Zara founder Amancio Ortega lost US$6 billion in a single day following the Brexit vote. (Photo: Getty Images)
In absolute terms, the biggest loser was Amancio Ortega, founder of the fashion chain Zara, who lost an estimated US$6 billion in one day, Billionaire.com estimates.
In all, the world’s 400 richest people lost a combined total of US$196.2 billion in the first two days of trading after Brexit, according to data from the Bloomberg Billionaires Index.
The 92 European billionaires on the list were hit hardest, losing US$81.7 billion over two business days. U.S. and Canadian billionaires lost a combined $62.5 billion.
Richard Branson, founder of the Virgin Group, says his company has lost a third of its value since Brexit. (Photo: Getty Images)

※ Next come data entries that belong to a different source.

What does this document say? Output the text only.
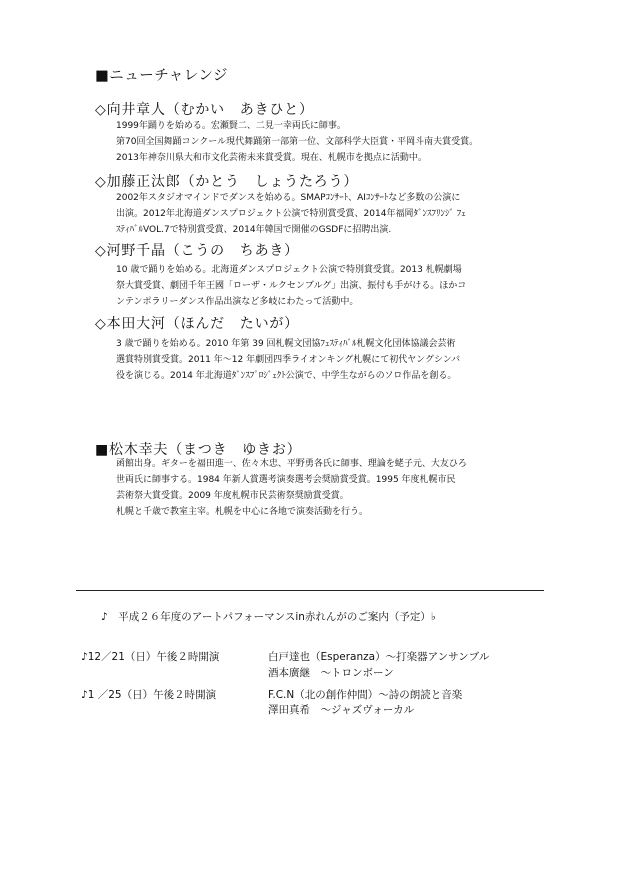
■ニューチャレンジ
◇向井章人（むかい　あきひと）
1999年踊りを始める。宏瀬賢二、二見一幸両氏に師事。
第70回全国舞踊コンクール現代舞踊第一部第一位、文部科学大臣賞・平岡斗南夫賞受賞。
2013年神奈川県大和市文化芸術未来賞受賞。現在、札幌市を拠点に活動中。
◇加藤正汰郎（かとう　しょうたろう）
2002年スタジオマインドでダンスを始める。SMAPｺﾝｻｰﾄ、AIｺﾝｻｰﾄなど多数の公演に
出演。2012年北海道ダンスプロジェクト公演で特別賞受賞、2014年福岡ﾀﾞﾝｽﾌﾘﾝｼﾞ ﾌｪ
ｽﾃｨﾊﾞﾙVOL.7で特別賞受賞、2014年韓国で開催のGSDFに招聘出演.
◇河野千晶（こうの　ちあき）
10 歳で踊りを始める。北海道ダンスプロジェクト公演で特別賞受賞。2013 札幌劇場
祭大賞受賞、劇団千年王國「ローザ・ルクセンブルグ」出演、振付も手がける。ほかコ
ンテンポラリーダンス作品出演など多岐にわたって活動中。
◇本田大河（ほんだ　たいが）
3 歳で踊りを始める。2010 年第 39 回札幌文団協ﾌｪｽﾃｨﾊﾞﾙ札幌文化団体協議会芸術
選賞特別賞受賞。2011 年～12 年劇団四季ライオンキング札幌にて初代ヤングシンバ
役を演じる。2014 年北海道ﾀﾞﾝｽﾌﾟﾛｼﾞｪｸﾄ公演で、中学生ながらのソロ作品を創る。
■松木幸夫（まつき　ゆきお）
函館出身。ギターを福田進一、佐々木忠、平野勇各氏に師事、理論を蛯子元、大友ひろ
世両氏に師事する。1984 年新人賞選考演奏選考会奨励賞受賞。1995 年度札幌市民
芸術祭大賞受賞。2009 年度札幌市民芸術祭奨励賞受賞。
札幌と千歳で教室主宰。札幌を中心に各地で演奏活動を行う。
♪　平成２６年度のアートパフォーマンスin赤れんがのご案内（予定）♭
♪12／21（日）午後２時開演	白戸達也（Esperanza）～打楽器アンサンブル
酒本廣継　～トロンボーン
♪1 ／25（日）午後２時開演	F.C.N（北の創作仲間）～詩の朗読と音楽
澤田真希　～ジャズヴォーカル
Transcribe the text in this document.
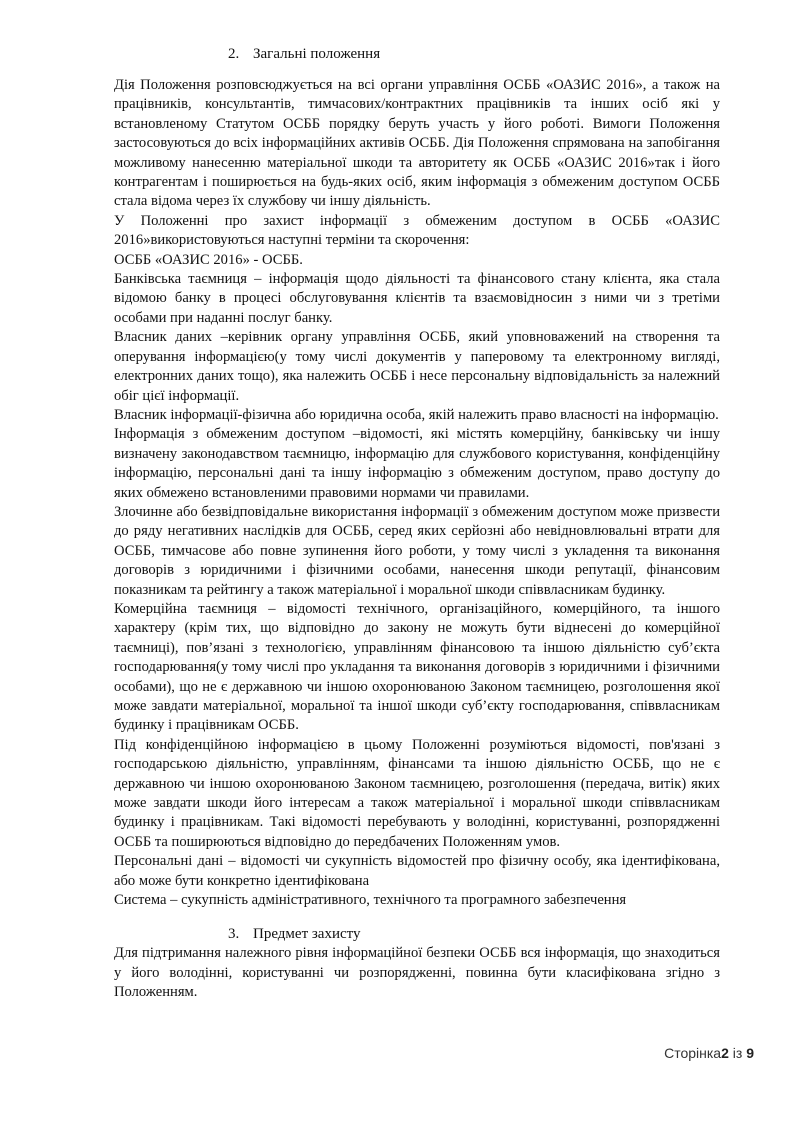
2. Загальні положення

Дія Положення розповсюджується на всі органи управління ОСББ «ОАЗИС 2016», а також на працівників, консультантів, тимчасових/контрактних працівників та інших осіб які у встановленому Статутом ОСББ порядку беруть участь у його роботі. Вимоги Положення застосовуються до всіх інформаційних активів ОСББ. Дія Положення спрямована на запобігання можливому нанесенню матеріальної шкоди та авторитету як ОСББ «ОАЗИС 2016»так і його контрагентам і поширюється на будь-яких осіб, яким інформація з обмеженим доступом ОСББ стала відома через їх службову чи іншу діяльність.

У Положенні про захист інформації з обмеженим доступом в ОСББ «ОАЗИС 2016»використовуються наступні терміни та скорочення:

ОСББ «ОАЗИС 2016» - ОСББ.

Банківська таємниця – інформація щодо діяльності та фінансового стану клієнта, яка стала відомою банку в процесі обслуговування клієнтів та взаємовідносин з ними чи з третіми особами при наданні послуг банку.

Власник даних –керівник органу управління ОСББ, який уповноважений на створення та оперування інформацією(у тому числі документів у паперовому та електронному вигляді, електронних даних тощо), яка належить ОСББ і несе персональну відповідальність за належний обіг цієї інформації.

Власник інформації-фізична або юридична особа, якій належить право власності на інформацію.

Інформація з обмеженим доступом –відомості, які містять комерційну, банківську чи іншу визначену законодавством таємницю, інформацію для службового користування, конфіденційну інформацію, персональні дані та іншу інформацію з обмеженим доступом, право доступу до яких обмежено встановленими правовими нормами чи правилами.

Злочинне або безвідповідальне використання інформації з обмеженим доступом може призвести до ряду негативних наслідків для ОСББ, серед яких серйозні або невідновлювальні втрати для ОСББ, тимчасове або повне зупинення його роботи, у тому числі з укладення та виконання договорів з юридичними і фізичними особами, нанесення шкоди репутації, фінансовим показникам та рейтингу а також матеріальної і моральної шкоди співвласникам будинку.

Комерційна таємниця – відомості технічного, організаційного, комерційного, та іншого характеру (крім тих, що відповідно до закону не можуть бути віднесені до комерційної таємниці), пов’язані з технологією, управлінням фінансовою та іншою діяльністю суб’єкта господарювання(у тому числі про укладання та виконання договорів з юридичними і фізичними особами), що не є державною чи іншою охоронюваною Законом таємницею, розголошення якої може завдати матеріальної, моральної та іншої шкоди суб’єкту господарювання, співвласникам будинку і працівникам ОСББ.

Під конфіденційною інформацією в цьому Положенні розуміються відомості, пов'язані з господарською діяльністю, управлінням, фінансами та іншою діяльністю ОСББ, що не є державною чи іншою охоронюваною Законом таємницею, розголошення (передача, витік) яких може завдати шкоди його інтересам а також матеріальної і моральної шкоди співвласникам будинку і працівникам. Такі відомості перебувають у володінні, користуванні, розпорядженні ОСББ та поширюються відповідно до передбачених Положенням умов.

Персональні дані – відомості чи сукупність відомостей про фізичну особу, яка ідентифікована, або може бути конкретно ідентифікована

Система – сукупність адміністративного, технічного та програмного забезпечення

3. Предмет захисту

Для підтримання належного рівня інформаційної безпеки ОСББ вся інформація, що знаходиться у його володінні, користуванні чи розпорядженні, повинна бути класифікована згідно з Положенням.

Сторінка2 із 9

Branson’s empire loses third of its value
Famed billionaire entrepreneur Richard Branson also took a hard financial hit after the referendum vote. He told media Tuesday his company has since lost a third of its value.
"This country is going to go into recession. Two of the worst days ever — banks have been pounded means they are not going to lend money, we're going to go into recession," he told the TV show "Good Morning Britain" as quoted by Reuters.
"We are heading towards a disaster. I don't believe the public realized what a mess their vote would cost."
Branson told The Guardian he already knows of foreign investors who are planning to pull back on investing in Britain. He called on the U.K. to hold another referendum on Brexit.
Rupert Murdoch, chairman and chief executive officer of News Corp., at the annual Milken Institute Global Conference in Beverly Hills, California, U.S., on Monday, April 29, 2013. Murdoch reportedly called the Brexit vote "wonderful" in a public appearance in London Tuesday. (Photo: Bloomberg via Getty Images)
Rupert Murdoch cheers Brexit
Media mogul Rupert Murdoch echoed the sentiments of many other conservatives when he called Brexit “wonderful” in his first public remarks on the vote, in London on Tuesday.
The Australian-born American citizen compared the Brexit result to a prison break that freed the British people, CNN reports.
Murdoch also reportedly blamed the chaos in financial markets on U.K. Prime Minister David Cameron and the “remain” campaign’s “scorched earth policy.”
Murdoch’s News Corp. owns Fox News and The Wall Street Journal, among other networks and publishers, in the U.S. In Britain, the media company owns The Sun and The Times.
The Sun sided with the “leave” campaign, but The Times sided with “remain” in the recent vote.